A CAIXA inicia nesta segunda-feira, 19 de janeiro de 2026, uma nova fase de pagamentos que podem chegar a R$ 1.000 para beneficiários que atendem a requisitos específicos. Esses depósitos automáticos geram grande expectativa, pois contemplam diferentes faixas de valores, desde R$ 600 até R$ 1.000, movimentando milhões de pessoas em todo o país.
A variação nos valores pagos desperta curiosidade, levando muitos a questionarem os motivos e quem, de fato, tem direito às quantias mais elevadas liberadas no início deste ano. A seguir, detalhamos como consultar o saldo, movimentar os recursos e compreender a origem desses valores, que são parte fundamental do programa Bolsa Família.
Conforme informação divulgada, os pagamentos serão efetuados diretamente pela CAIXA, dispensando a necessidade de comparecimento presencial às agências. Os valores serão creditados na conta poupança social digital, criada para facilitar o acesso e a movimentação dos recursos financeiros de forma prática e segura para todos os beneficiários.
Como Acessar e Movimentar os Valores
Para verificar o saldo e realizar transações, os beneficiários devem utilizar o aplicativo Caixa Tem, disponível gratuitamente para Android e iOS. Após o login com CPF e senha, é possível consultar o extrato para visualizar o valor liberado. O dinheiro pode ser movimentado através de Pix, para pagamento de contas ou para saques sem a necessidade de cartão físico, gerando um código no aplicativo para uso em lotéricas ou terminais de autoatendimento.

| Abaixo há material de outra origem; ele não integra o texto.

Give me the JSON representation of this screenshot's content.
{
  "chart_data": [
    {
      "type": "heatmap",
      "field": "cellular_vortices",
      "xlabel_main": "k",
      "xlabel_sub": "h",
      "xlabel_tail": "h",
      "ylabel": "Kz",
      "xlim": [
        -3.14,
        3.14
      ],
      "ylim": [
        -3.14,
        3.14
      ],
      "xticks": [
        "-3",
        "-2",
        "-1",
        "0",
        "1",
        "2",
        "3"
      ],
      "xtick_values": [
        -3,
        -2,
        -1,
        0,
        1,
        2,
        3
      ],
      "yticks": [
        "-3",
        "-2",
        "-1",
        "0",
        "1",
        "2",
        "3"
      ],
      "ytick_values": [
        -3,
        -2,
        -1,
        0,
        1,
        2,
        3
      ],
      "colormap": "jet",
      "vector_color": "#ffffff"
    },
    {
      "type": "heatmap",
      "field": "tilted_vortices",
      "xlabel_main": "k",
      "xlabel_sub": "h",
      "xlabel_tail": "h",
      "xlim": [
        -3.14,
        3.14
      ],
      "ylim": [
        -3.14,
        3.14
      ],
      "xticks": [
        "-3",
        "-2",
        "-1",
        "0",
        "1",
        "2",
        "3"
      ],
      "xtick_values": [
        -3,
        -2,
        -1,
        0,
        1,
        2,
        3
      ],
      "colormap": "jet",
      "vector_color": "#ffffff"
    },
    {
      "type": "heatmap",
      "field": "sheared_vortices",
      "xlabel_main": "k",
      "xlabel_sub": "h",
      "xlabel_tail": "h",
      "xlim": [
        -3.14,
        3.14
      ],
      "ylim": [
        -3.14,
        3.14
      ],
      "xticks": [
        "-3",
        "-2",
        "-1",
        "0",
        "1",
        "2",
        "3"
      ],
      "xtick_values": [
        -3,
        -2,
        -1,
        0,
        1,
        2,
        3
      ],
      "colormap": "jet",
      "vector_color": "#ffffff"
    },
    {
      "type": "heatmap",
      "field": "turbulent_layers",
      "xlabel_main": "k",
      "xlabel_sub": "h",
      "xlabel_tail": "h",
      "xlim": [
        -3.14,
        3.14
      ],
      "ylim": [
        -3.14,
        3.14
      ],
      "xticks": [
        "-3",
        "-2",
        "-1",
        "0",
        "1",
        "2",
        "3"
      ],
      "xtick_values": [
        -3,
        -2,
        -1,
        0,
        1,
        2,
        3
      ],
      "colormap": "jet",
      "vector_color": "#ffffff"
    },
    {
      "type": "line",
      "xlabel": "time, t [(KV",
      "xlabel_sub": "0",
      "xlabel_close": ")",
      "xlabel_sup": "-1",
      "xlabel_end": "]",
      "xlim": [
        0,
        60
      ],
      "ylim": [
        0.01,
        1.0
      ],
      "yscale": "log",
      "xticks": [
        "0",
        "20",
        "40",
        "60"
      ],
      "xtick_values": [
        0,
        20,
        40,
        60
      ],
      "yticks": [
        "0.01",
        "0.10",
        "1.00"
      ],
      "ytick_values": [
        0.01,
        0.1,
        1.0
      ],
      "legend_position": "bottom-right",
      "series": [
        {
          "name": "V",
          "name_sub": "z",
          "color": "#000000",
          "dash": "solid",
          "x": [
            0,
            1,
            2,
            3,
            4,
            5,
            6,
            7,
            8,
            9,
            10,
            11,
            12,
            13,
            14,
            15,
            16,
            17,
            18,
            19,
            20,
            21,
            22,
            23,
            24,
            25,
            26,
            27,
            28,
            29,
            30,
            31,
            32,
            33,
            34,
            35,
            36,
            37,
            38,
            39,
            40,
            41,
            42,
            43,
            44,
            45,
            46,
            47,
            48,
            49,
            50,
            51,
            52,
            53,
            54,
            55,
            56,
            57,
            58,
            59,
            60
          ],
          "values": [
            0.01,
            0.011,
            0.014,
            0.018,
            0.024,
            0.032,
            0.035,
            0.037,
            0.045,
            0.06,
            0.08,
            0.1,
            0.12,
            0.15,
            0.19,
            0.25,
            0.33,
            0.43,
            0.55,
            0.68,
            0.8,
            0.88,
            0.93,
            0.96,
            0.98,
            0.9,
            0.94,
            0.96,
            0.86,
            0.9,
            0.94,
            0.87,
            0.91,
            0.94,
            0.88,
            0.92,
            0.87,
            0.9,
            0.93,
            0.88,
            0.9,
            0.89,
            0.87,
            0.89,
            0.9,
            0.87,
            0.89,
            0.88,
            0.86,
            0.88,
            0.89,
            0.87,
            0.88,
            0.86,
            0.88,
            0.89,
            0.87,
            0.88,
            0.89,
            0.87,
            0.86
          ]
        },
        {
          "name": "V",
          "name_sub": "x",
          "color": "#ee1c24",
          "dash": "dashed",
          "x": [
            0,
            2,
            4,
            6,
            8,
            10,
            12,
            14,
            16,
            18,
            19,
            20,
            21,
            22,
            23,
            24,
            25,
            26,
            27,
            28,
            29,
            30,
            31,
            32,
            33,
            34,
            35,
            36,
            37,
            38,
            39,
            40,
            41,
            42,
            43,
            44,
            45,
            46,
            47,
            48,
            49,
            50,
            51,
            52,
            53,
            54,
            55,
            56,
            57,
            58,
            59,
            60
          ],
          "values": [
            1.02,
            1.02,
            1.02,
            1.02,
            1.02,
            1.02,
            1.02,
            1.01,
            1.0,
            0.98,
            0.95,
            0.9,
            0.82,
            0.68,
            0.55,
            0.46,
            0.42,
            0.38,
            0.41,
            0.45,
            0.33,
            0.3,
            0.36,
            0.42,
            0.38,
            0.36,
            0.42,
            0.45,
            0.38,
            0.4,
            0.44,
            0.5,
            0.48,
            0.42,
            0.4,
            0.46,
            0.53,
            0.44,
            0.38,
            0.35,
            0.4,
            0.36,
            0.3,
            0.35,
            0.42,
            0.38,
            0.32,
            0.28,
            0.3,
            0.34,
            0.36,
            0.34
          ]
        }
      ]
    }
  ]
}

A conta poupança social digital oferece uma solução prática e de baixo custo para gerenciar os recursos recebidos. As funcionalidades permitem transferências e pagamentos diretamente do celular, garantindo agilidade e segurança nas operações financeiras.
Entenda os Valores do Bolsa Família: De R$ 600 a R$ 1.000
Os valores de R$ 600, R$ 750, R$ 800 e R$ 1.000 pagos pela CAIXA são resultado da combinação do valor mínimo do Bolsa Família com os adicionais previstos pelo programa. Esses adicionais variam de acordo com a composição familiar, a idade dos dependentes e outras condições específicas de cada beneficiário.
Para ter direito ao Bolsa Família, é essencial estar inscrito no Cadastro Único (CadÚnico) e possuir uma renda familiar per capita de até R$ 218. Manter as informações atualizadas no CadÚnico e cumprir os compromissos nas áreas de educação e saúde, como a frequência escolar das crianças e a vacinação, são requisitos fundamentais para o recebimento contínuo do benefício.
Critérios e Adicionais que Definem o Valor Final
O programa Bolsa Família é estruturado com um valor base e diversos adicionais para atender às diferentes necessidades das famílias. O valor mínimo garantido por família é de R$ 600. Além disso, o programa oferece o benefício de Primeira Infância, que destina R$ 150 para cada criança de até 6 anos de idade.
Existem ainda o Variável Familiar, com um adicional de R$ 50 para gestantes e dependentes de 7 a 18 anos, e o Variável Nutriz, que concede R$ 50 para bebês de até 6 meses de idade. O Benefício Complementar assegura que cada família receba, no mínimo, R$ 600, mesmo que a soma dos benefícios seja inferior a esse valor.
Dessa forma, uma família pode receber R$ 750 ao somar o valor mínimo com o adicional para uma criança. Já um valor de R$ 800 pode ser alcançado com o mínimo, um adicional infantil e outro para gestante ou dependente. O teto de R$ 1.000 é atingido por famílias com múltiplos adicionais, como duas crianças pequenas, uma gestante e um dependente adolescente, por exemplo.
Calendário de Pagamentos de Janeiro de 2026
Os pagamentos do Bolsa Família em janeiro de 2026 terão início no dia 19 e se estenderão até o dia 30. A organização segue um cronograma baseado no último dígito do Número de Identificação Social (NIS) do beneficiário, visando evitar aglomerações e garantir a organização.
Os pagamentos ocorrem da seguinte forma: NIS final 1 recebe no dia 19; NIS final 2 no dia 20; NIS final 3 no dia 21; NIS final 4 no dia 22; NIS final 5 no dia 23; NIS final 6 no dia 26; NIS final 7 no dia 27; NIS final 8 no dia 28; NIS final 9 no dia 29; e NIS final 0 no dia 30 de janeiro de 2026.
É fundamental que os beneficiários mantenham seus cadastros atualizados no CadÚnico e cumpram os compromissos estabelecidos pelo programa. O descumprimento de exigências, como a frequência escolar ou a vacinação, pode levar ao bloqueio temporário do benefício. A atualização dos dados pode ser realizada a cada 24 meses em um CRAS (Centro de Referência de Assistência Social) ou posto do Cadastro Único.